Even though we all deal with different levels of grief throughout our lives, a hugely impactful loss can leave us questioning our sanity. Tasks that were once simple can become a challenge. Things that people say (or do not say) can touch us on an emotional level far beyond what they ever did before. Understanding that these are normal reactions to loss is often well beyond anything we have learned before.
Here is a list of 10 things you need to know about the grieving process and how it can affect you.
- Grief is not just about death! Grief is the normal and natural emotional reaction to any change in your familiar behavior patterns. A change in an ongoing relationship, a move, a change in employment, a change in health, the loss of a pet, or a verbal or physical assault are just a very few of the many things that can trigger a grief response. Your reaction to these other types of loss is sometimes called “disenfranchised grief.” While others may not recognize that these are grieving experiences, it doesn’t mean that they don’t cause you emotional pain.
- Grief can be very overwhelming! We spend a lifetime learning how to acquire things, but no one ever really teaches us what to do when it comes to losing them. The vast majority of information that we learn about how to deal with loss is in fact “misinformation,” and offers very little help on an emotional level.
- Grief is emotional, not intellectual. Often friends will give us logical reasons why we shouldn’t feel sad. The problem is that grievers have broken hearts, not broken heads. Those logical reasons rarely help you to feel better.
- There are no true “stages of grief,” other than a sense of numbness on hearing the news about a loss. The stages of grief that are often quoted were first identified by Elisabeth Kubler-Ross. She was studying how people dealt with their own mortality after they were diagnosed with a terminal illness. These stages don’t relate to how the survivors feel after experiencing a loss. The Yale Medical School proved their lack of value to those grieving other losses in a study.
- Grievers suffer from a reduced sense of concentration. If you find that you have trouble remembering things you need to do or find that you get lost in the middle of a conversation, this is normal! The overwhelming swirl of emotions that are part of grieving can make it difficult to focus. Rest assured that most bereaved people suffer from this as well.
- When you are at a gathering, your friends and family may hesitate to bring up the name of your loved one, for fear that it might make you sad. Many grievers find this upsetting. There is nothing wrong with you telling them that you enjoy hearing that name and the stories they have to share.
- If you find that you become upset when others tell you that they “know how you feel,” or that you “need to get over it,” that is very normal. In truth, they may remember how they felt after their loss, but each person’s grief and feelings are their own! People never get over an emotional loss, but they can learn to survive and thrive in spite of it.
- “Time heals all wounds” and “grief just takes time” are comments that are heard by the majority of grievers. Time is not a factor in your recovery from loss. Time just goes by and allows you to become used to feeling that emotional pain. It is what you do with that time that matters when it comes to moving forward with your life. (These statements are other bits of “misinformation.)

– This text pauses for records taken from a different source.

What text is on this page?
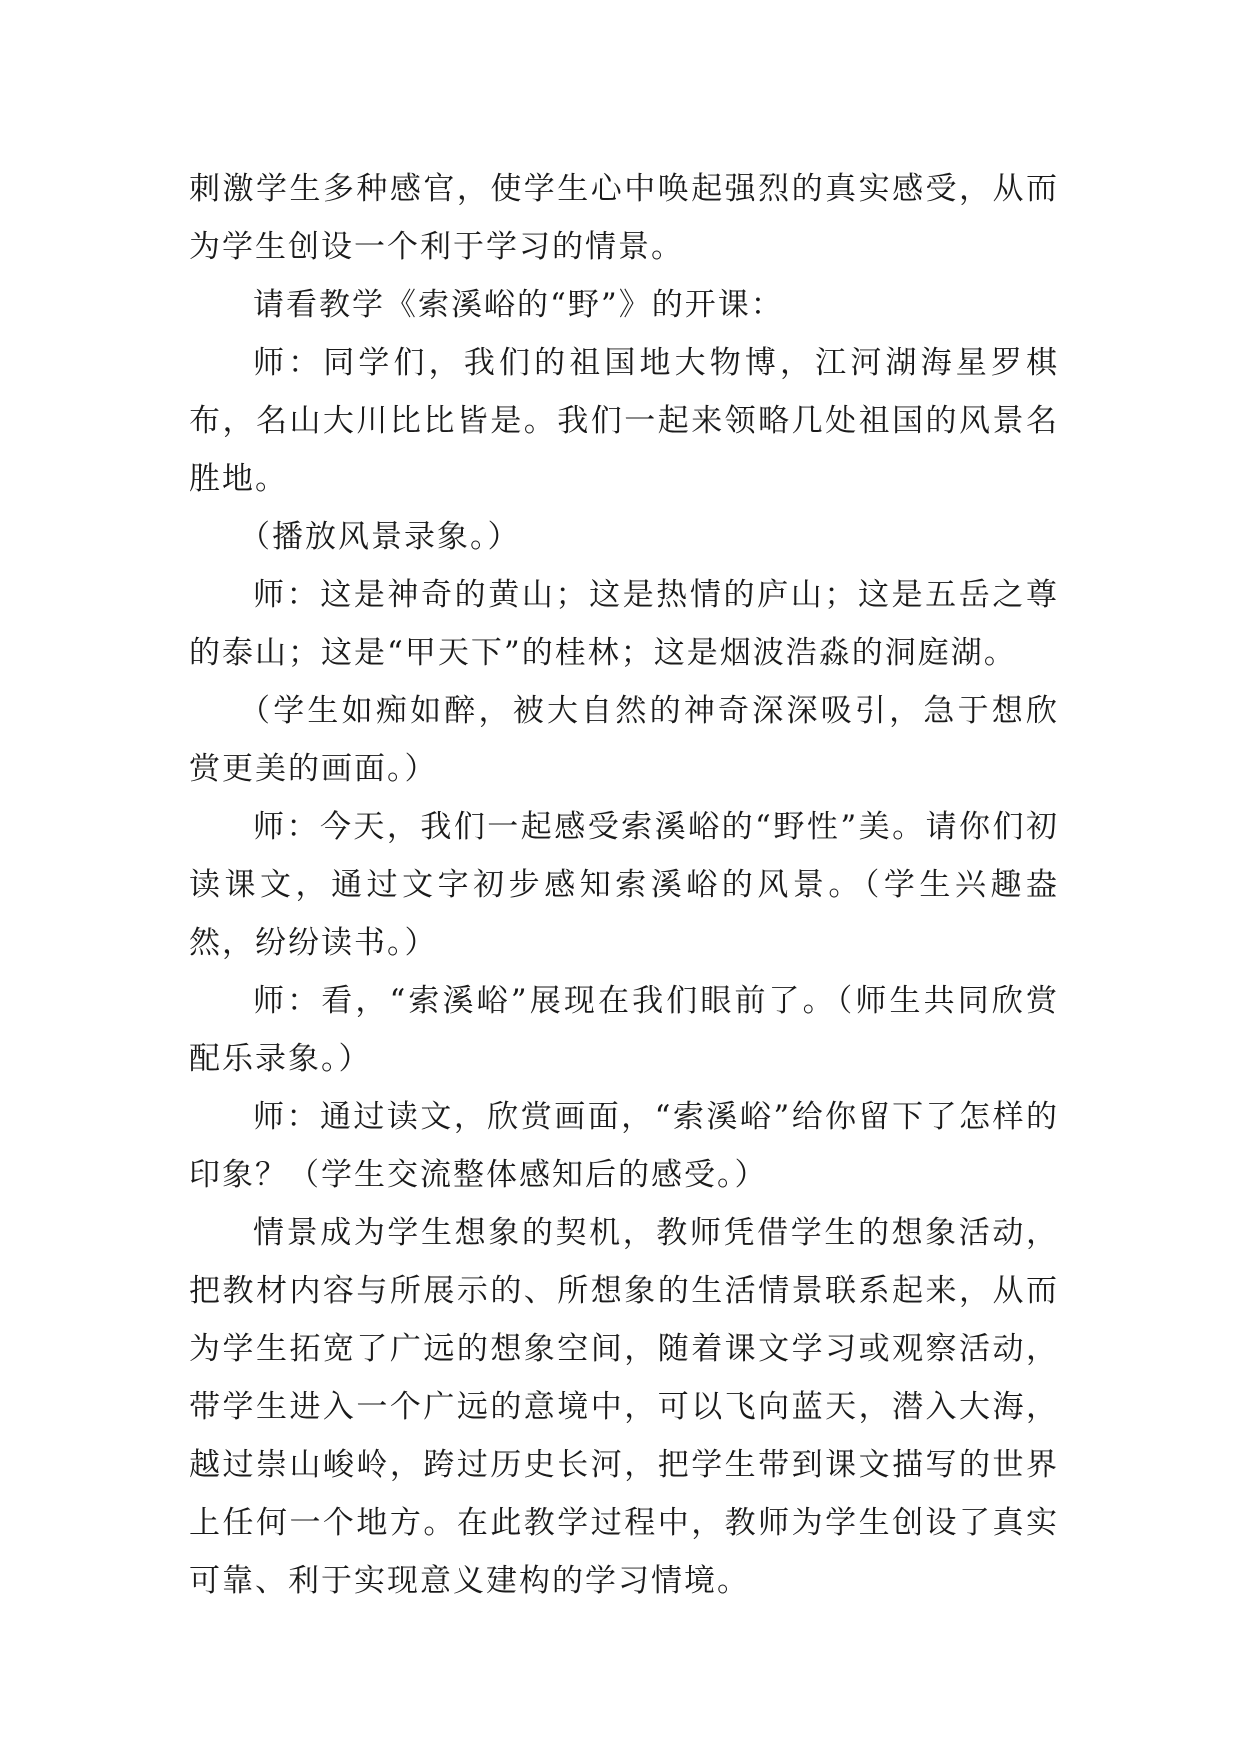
刺激学生多种感官，使学生心中唤起强烈的真实感受，从而为学生创设一个利于学习的情景。

请看教学《索溪峪的“野”》的开课：

师：同学们，我们的祖国地大物博，江河湖海星罗棋布，名山大川比比皆是。我们一起来领略几处祖国的风景名胜地。

（播放风景录象。）

师：这是神奇的黄山；这是热情的庐山；这是五岳之尊的泰山；这是“甲天下”的桂林；这是烟波浩淼的洞庭湖。

（学生如痴如醉，被大自然的神奇深深吸引，急于想欣赏更美的画面。）

师：今天，我们一起感受索溪峪的“野性”美。请你们初读课文，通过文字初步感知索溪峪的风景。（学生兴趣盎然，纷纷读书。）

师：看，“索溪峪”展现在我们眼前了。（师生共同欣赏配乐录象。）

师：通过读文，欣赏画面，“索溪峪”给你留下了怎样的印象？（学生交流整体感知后的感受。）

情景成为学生想象的契机，教师凭借学生的想象活动，把教材内容与所展示的、所想象的生活情景联系起来，从而为学生拓宽了广远的想象空间，随着课文学习或观察活动，带学生进入一个广远的意境中，可以飞向蓝天，潜入大海，越过崇山峻岭，跨过历史长河，把学生带到课文描写的世界上任何一个地方。在此教学过程中，教师为学生创设了真实可靠、利于实现意义建构的学习情境。
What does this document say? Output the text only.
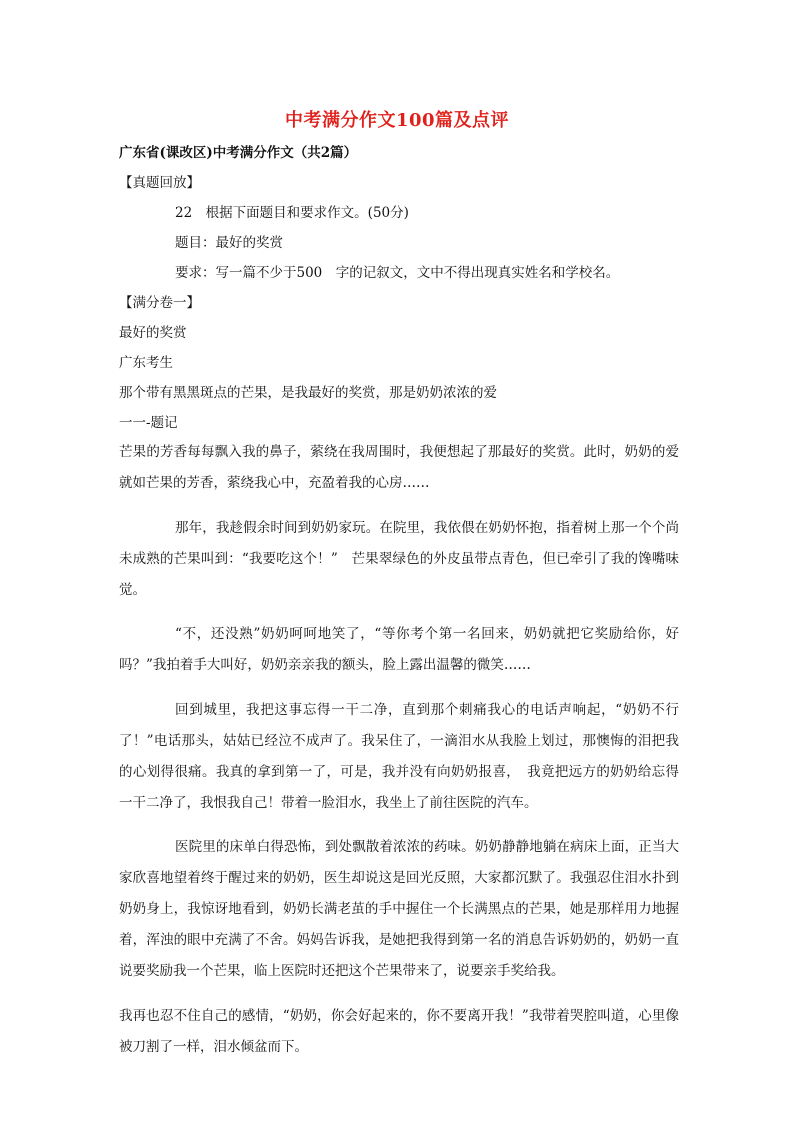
中考满分作文100篇及点评
广东省(课改区)中考满分作文（共2篇）
【真题回放】
22　根据下面题目和要求作文。(50分)
题目：最好的奖赏
要求：写一篇不少于500　字的记叙文，文中不得出现真实姓名和学校名。
【满分卷一】
最好的奖赏
广东考生
那个带有黑黑斑点的芒果，是我最好的奖赏，那是奶奶浓浓的爱
一一-题记

芒果的芳香每每飘入我的鼻子，萦绕在我周围时，我便想起了那最好的奖赏。此时，奶奶的爱就如芒果的芳香，萦绕我心中，充盈着我的心房……

那年，我趁假余时间到奶奶家玩。在院里，我依偎在奶奶怀抱，指着树上那一个个尚未成熟的芒果叫到：“我要吃这个！”　芒果翠绿色的外皮虽带点青色，但已牵引了我的馋嘴味觉。

“不，还没熟”奶奶呵呵地笑了，“等你考个第一名回来，奶奶就把它奖励给你，好吗？”我拍着手大叫好，奶奶亲亲我的额头，脸上露出温馨的微笑……

回到城里，我把这事忘得一干二净，直到那个刺痛我心的电话声响起，“奶奶不行了！”电话那头，姑姑已经泣不成声了。我呆住了，一滴泪水从我脸上划过，那懊悔的泪把我的心划得很痛。我真的拿到第一了，可是，我并没有向奶奶报喜，　我竟把远方的奶奶给忘得一干二净了，我恨我自己！带着一脸泪水，我坐上了前往医院的汽车。

医院里的床单白得恐怖，到处飘散着浓浓的药味。奶奶静静地躺在病床上面，正当大家欣喜地望着终于醒过来的奶奶，医生却说这是回光反照，大家都沉默了。我强忍住泪水扑到奶奶身上，我惊讶地看到，奶奶长满老茧的手中握住一个长满黑点的芒果，她是那样用力地握着，浑浊的眼中充满了不舍。妈妈告诉我，是她把我得到第一名的消息告诉奶奶的，奶奶一直说要奖励我一个芒果，临上医院时还把这个芒果带来了，说要亲手奖给我。

我再也忍不住自己的感情，“奶奶，你会好起来的，你不要离开我！”我带着哭腔叫道，心里像被刀割了一样，泪水倾盆而下。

- Don’t be surprised if you see something that reminds you of a fond memory of your loved one and then find yourself suddenly sad over any number of other things. Your ongoing grief will remind you of things you might have wished had been different, better or more in your relationship. Those tears may be a sign that you have “unfinished business” in your relationship that you need to address. That is where you might find utilizing the action plan in “The Grief Recovery Handbook,” by James and Friedman helpful. While you may continue to miss the physical presence of that relationship, you can greatly reduce the level of emotional pain that prevents you from enjoying your fond memories.
- Think about how often people have talked when you just wanted them to listen. If this is something that bothered you, it doesn’t mean that you need to continue that pattern when you try to help other grievers. If someone is sharing their story about their loss, the best thing to do is to listen without analysis, criticism or judgment. Remember that no matter how much you may wish to help them, you really cannot “fix” their problem. Just listening is often the best comfort you can offer!
This is by no means a complete list of everything that impacts a griever. While much has been written about this subject, there isn’t a grief definition or list of grief responses that will exactly fit everyone. Each person is unique and each relationship is unique. Understanding that there are many ways that it can impact you and that there are independent grief support services, like the Grief Recovery Institute, that can help, are key parts of moving on beyond the emotional pain of your loss.